Which is funny really, as the Governor, after whom my street was named, has gone down in the annals of Tasmanian history as nothing more than a drunken profligate. He may have been the son of of a woman called Temperance, yet he exhibited anything but, and is famous to this day for having invented a celebrated punch concoction called the 'Blow My Skull'.....a potent combination of rum, brandy, citrus, sugar, water and BEER. Luckily, 'The governor having an impenetrable cranium, and an iron frame could take several goblets of the alcoholic fluid, and walk away as lithe and happy as possible'. In a colony awash with booze, he spent a lot of his time drunk.
Some fifty years later, Henry Jones did not. He was a very strict teetotaller. He was also a local boy made good. Famous for starting work at age 12 in the Jam Factory down on the Hobart waterfront pasting labels on tins, he went on to own the company and became the first Tasmanian knighted.
Sir Henry Jones was a local entrepreneur with international interests - he had a finger in what seemed like every pie and created his enormous success through not only jam but also tin mining, fruit growing and shipping. His personal motto was 'I excel in everything I do'. And he did. Our house was built for one of his nine daughters (he also had three sons) on the occasion of her marriage. He then built the two houses next door for other daughters.....one of which later became the childhood home of the errant, notorious, womanising cad, Errol Flynn.
These days the local Hobart boy made good that everybody is talking about is David Walsh. He with the deep, deep pockets....deep enough to have created MONA.....a personal museum, a monument to himself. All financed by his intricate gambling systems. It's been described as 'a subversive Disneyland for adults' and it really is extraordinary. It has changed the whole dynamic of Hobart tourism, suddenly punters aren't so interested in wading through the grim convict ruins of the past but rather are coming down by the plane load to marvel, star struck, at the heavily sex and death oriented exhibits in David's museum.

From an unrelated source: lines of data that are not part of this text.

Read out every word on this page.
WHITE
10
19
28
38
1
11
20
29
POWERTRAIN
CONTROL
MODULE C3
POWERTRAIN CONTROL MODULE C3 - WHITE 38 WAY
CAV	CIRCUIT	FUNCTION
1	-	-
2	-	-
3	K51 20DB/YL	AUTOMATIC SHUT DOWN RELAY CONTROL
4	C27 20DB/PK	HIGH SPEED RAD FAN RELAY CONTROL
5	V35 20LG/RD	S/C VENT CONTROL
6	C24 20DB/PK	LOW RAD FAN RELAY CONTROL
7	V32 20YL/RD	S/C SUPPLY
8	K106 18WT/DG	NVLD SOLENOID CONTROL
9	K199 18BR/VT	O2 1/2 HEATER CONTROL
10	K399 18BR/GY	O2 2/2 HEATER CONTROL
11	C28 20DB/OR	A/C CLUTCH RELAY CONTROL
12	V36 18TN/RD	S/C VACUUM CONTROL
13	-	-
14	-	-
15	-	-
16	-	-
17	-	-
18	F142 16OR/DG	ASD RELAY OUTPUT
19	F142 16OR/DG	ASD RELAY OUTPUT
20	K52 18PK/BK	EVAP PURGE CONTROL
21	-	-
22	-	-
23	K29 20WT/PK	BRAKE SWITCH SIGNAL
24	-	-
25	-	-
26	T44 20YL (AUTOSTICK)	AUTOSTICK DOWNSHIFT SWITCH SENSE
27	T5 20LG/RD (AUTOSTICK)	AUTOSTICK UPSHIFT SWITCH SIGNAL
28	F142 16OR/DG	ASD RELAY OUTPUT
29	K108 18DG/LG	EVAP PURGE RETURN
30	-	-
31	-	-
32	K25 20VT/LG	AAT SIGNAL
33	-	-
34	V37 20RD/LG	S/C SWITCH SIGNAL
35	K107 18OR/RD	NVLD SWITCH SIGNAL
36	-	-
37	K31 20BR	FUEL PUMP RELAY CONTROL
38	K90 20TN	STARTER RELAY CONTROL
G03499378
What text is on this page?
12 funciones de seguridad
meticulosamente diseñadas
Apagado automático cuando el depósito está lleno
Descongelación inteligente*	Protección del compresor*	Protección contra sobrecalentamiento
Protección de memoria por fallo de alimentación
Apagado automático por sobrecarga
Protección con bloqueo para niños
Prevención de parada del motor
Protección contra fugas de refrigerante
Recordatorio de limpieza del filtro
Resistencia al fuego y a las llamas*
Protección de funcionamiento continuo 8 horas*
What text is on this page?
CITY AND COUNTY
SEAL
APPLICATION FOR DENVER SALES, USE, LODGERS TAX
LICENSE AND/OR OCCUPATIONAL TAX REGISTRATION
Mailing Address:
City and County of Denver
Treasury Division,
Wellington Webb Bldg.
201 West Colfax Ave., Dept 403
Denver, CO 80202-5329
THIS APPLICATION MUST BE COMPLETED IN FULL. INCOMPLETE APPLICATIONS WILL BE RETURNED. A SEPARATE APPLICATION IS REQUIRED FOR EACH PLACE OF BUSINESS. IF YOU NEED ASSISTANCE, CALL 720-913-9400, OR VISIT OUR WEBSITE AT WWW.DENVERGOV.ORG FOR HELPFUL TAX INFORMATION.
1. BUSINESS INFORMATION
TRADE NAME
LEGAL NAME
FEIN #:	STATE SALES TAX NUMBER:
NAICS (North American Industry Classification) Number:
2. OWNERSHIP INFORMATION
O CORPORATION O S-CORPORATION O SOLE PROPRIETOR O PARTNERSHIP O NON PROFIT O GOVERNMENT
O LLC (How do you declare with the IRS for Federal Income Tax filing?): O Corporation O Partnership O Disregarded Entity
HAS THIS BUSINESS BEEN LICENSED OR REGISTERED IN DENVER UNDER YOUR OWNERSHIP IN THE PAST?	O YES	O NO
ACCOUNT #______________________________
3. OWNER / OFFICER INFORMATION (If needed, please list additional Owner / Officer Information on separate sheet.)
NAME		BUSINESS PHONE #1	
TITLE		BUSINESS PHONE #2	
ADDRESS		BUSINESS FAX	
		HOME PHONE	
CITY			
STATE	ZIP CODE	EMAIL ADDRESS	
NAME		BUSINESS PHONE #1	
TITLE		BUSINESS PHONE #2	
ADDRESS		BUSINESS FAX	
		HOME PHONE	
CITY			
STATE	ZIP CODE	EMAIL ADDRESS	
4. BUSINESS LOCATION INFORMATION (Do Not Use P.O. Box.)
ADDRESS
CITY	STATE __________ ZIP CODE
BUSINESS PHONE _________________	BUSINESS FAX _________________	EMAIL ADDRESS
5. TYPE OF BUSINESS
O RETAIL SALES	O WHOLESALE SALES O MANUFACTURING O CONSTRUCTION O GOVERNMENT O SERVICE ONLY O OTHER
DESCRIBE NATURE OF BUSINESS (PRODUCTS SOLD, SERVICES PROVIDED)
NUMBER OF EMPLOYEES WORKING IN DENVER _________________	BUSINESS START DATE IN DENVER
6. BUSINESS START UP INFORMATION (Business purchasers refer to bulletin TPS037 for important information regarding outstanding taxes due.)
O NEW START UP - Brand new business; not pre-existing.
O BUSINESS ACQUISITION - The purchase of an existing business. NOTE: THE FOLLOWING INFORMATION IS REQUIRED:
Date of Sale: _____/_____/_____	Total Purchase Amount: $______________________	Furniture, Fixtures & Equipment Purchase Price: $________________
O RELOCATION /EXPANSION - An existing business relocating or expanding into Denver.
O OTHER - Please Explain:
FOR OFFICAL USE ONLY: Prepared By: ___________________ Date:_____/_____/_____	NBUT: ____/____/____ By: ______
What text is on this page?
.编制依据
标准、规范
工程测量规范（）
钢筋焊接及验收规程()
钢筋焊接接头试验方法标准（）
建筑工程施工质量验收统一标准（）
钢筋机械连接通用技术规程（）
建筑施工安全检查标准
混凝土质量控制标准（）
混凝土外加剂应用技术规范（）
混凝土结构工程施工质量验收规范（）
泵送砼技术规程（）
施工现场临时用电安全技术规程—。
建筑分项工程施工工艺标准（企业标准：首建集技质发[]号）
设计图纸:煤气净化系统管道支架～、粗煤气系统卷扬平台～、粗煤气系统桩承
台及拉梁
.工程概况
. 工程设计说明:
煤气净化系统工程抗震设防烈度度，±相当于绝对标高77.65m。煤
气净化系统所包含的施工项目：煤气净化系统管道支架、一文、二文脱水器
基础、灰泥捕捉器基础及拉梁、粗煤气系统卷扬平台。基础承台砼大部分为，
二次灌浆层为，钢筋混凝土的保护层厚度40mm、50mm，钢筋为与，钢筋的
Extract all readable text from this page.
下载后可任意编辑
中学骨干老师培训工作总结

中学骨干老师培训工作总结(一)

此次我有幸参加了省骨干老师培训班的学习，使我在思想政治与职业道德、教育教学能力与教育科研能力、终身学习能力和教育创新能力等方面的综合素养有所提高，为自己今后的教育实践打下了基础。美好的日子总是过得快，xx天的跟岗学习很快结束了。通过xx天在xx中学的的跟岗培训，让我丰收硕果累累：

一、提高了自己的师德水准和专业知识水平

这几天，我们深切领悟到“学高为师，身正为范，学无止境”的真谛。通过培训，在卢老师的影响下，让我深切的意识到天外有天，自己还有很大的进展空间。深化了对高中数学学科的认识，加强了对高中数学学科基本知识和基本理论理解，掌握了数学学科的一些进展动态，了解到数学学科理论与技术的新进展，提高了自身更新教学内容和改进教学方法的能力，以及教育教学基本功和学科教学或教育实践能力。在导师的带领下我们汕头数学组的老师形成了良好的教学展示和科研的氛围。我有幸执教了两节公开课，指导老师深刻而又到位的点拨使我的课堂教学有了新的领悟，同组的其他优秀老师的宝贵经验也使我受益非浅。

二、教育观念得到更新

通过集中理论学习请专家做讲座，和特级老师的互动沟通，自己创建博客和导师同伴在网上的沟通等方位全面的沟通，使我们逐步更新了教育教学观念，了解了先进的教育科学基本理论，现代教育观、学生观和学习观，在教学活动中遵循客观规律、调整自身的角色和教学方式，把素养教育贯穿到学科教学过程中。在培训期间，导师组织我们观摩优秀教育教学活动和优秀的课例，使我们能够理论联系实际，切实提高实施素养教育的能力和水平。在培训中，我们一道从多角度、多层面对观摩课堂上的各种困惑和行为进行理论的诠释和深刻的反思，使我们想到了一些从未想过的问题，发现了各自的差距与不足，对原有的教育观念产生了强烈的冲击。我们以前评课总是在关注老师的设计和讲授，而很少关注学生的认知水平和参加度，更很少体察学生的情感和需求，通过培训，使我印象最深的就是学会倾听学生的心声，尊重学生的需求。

But destination MONA is not just about the art, they also grow and make Morilla wine and Moo Brew beer.....if you find yourself entering the parallel universe of a MONA event (Dark MOFO is next on the calendar in June, quick get your tickets) and drinking David's grog you will no doubt giggle that the plastic glasses in which they serve the beer are emblazoned with the logo 'Not suitable for Bogans'. Yes, really.
Anyway, why wouldn't you want to be a Hobart housewife? Although I'm afraid that I'm taking a mini break and moving my particular brand of domesticity off shore for the next three and a half months. See you when we get to France!